There will be no contentious hearing in Salem tonight on a proposal to open a gun shop in a neighborhood on the edge of downtown.
For that, you can thank both community activists who were quick to mobilize and the businessman who, facing widespread opposition, opted to withdraw, saying he’d never intended to alarm the neighbors.
Michael Beaulieu, a Salem businessman and former resident, who now lives in Rowley, had applied for a special permit from the Zoning Board of Appeals to sell guns from a commercial building he owns on Margin Street, in the city’s old Italian neighborhood. It’s a neighborhood with a mix of uses, commercial and residential, not far from the police station.
But neighbors — quite rightly, in our view — were dismayed.
The building is close to nearby homes, a private school and a playground. And while selling guns is perfectly legal, this is not the kind of merchandise people want to see for sale in the house next door or down the street. Beaulieu was probably right that people were not going to be coming in and out of there all day with guns, but in the end that is, of course, the goal of any gun store: to have people buy your merchandise. And if it were a successful business, then of course, people would be in the neighborhood carrying guns.

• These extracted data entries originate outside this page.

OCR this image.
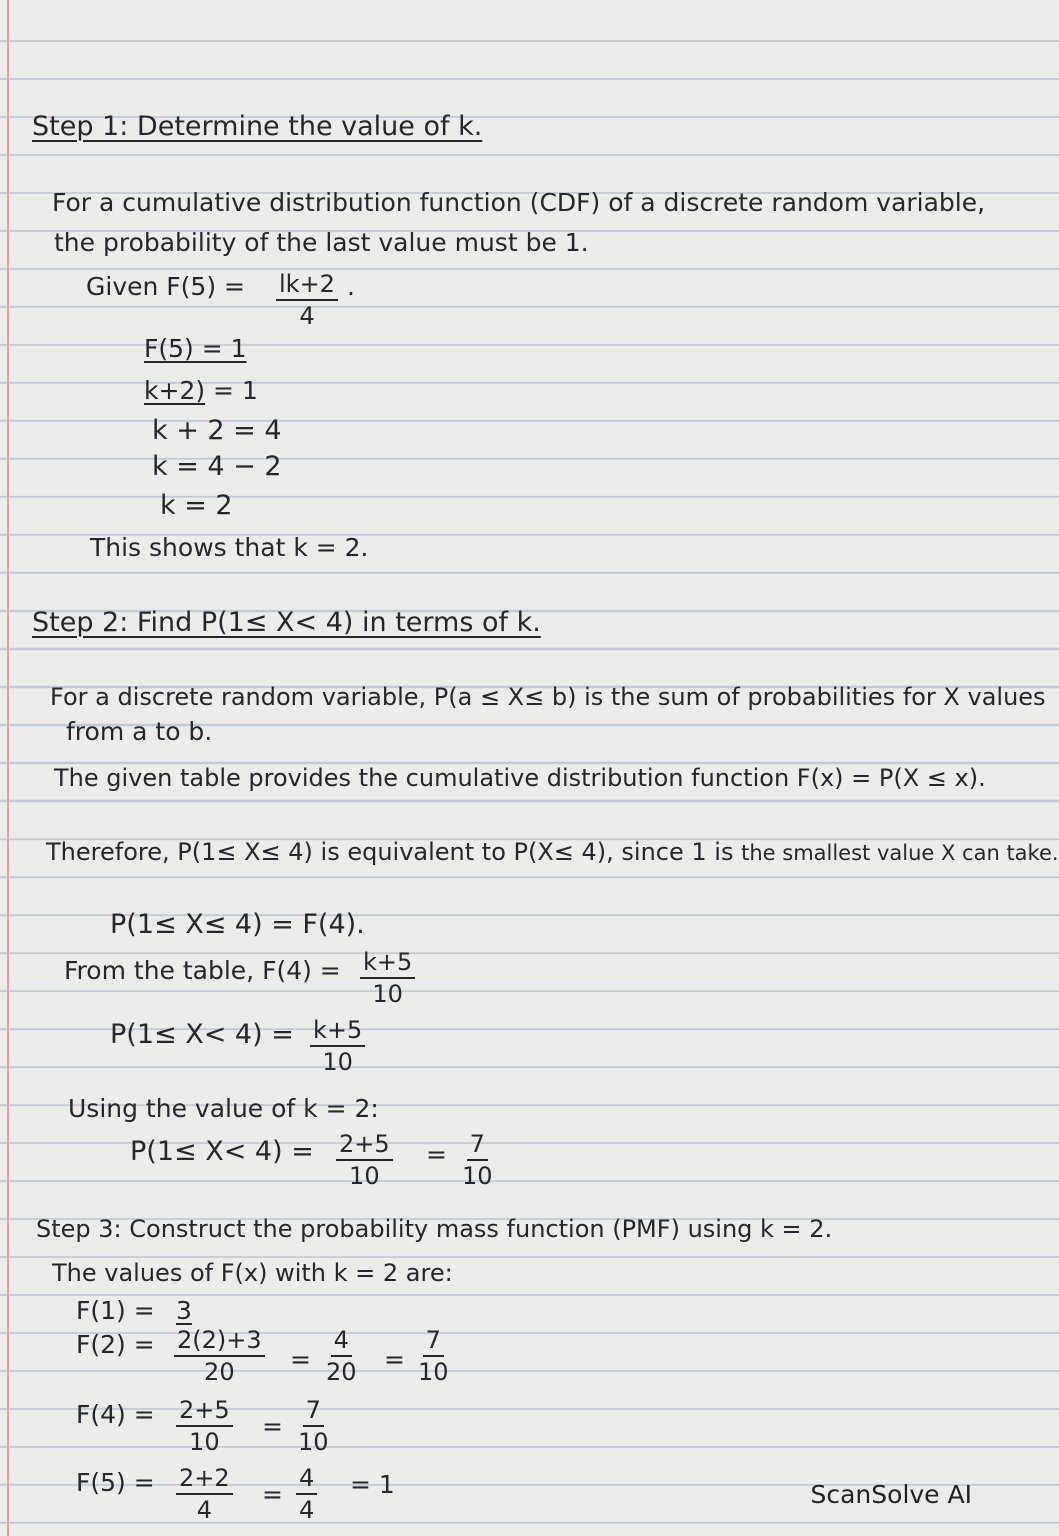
Step 1: Determine the value of k.
For a cumulative distribution function (CDF) of a discrete random variable,
the probability of the last value must be 1.
Given $F(5) = \frac{lk+2}{4}$ .
F(5) = 1
k+2) = 1
k + 2 = 4
k = 4 − 2
k = 2
This shows that k = 2.
Step 2: Find P(1≤ X< 4) in terms of k.
For a discrete random variable, P(a ≤ X≤ b) is the sum of probabilities for X values
from a to b.
The given table provides the cumulative distribution function F(x) = P(X ≤ x).
Therefore, P(1≤ X≤ 4) is equivalent to P(X≤ 4), since 1 is the smallest value X can take.
P(1≤ X≤ 4) = F(4).
From the table, $F(4) = \frac{k+5}{10}$
$P(1\le X< 4) = \frac{k+5}{10}$
Using the value of k = 2:
$P(1\le X< 4) = \frac{2+5}{10} = \frac{7}{10}$
Step 3: Construct the probability mass function (PMF) using k = 2.
The values of F(x) with k = 2 are:
F(1) = 3
$F(2) = \frac{2(2)+3}{20} = \frac{4}{20} = \frac{7}{10}$
$F(4) = \frac{2+5}{10} = \frac{7}{10}$
$F(5) = \frac{2+2}{4} = \frac{4}{4} = 1$	ScanSolve AI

Many in this state are already wary of the proliferation of guns, particularly handguns and assault weapons that are not used for sport. But this is not a Second Amendment debate; the law allows residents to own and carry firearms with the proper licenses.
This concern has to do with where people exercise those rights. And we suspect that even most gun owners would prefer to have such businesses located outside of residential areas. Certainly, that was the case in Salem, where members of the Greater Endicott Neighborhood Association quickly got the word out, and opposition appeared to be strong.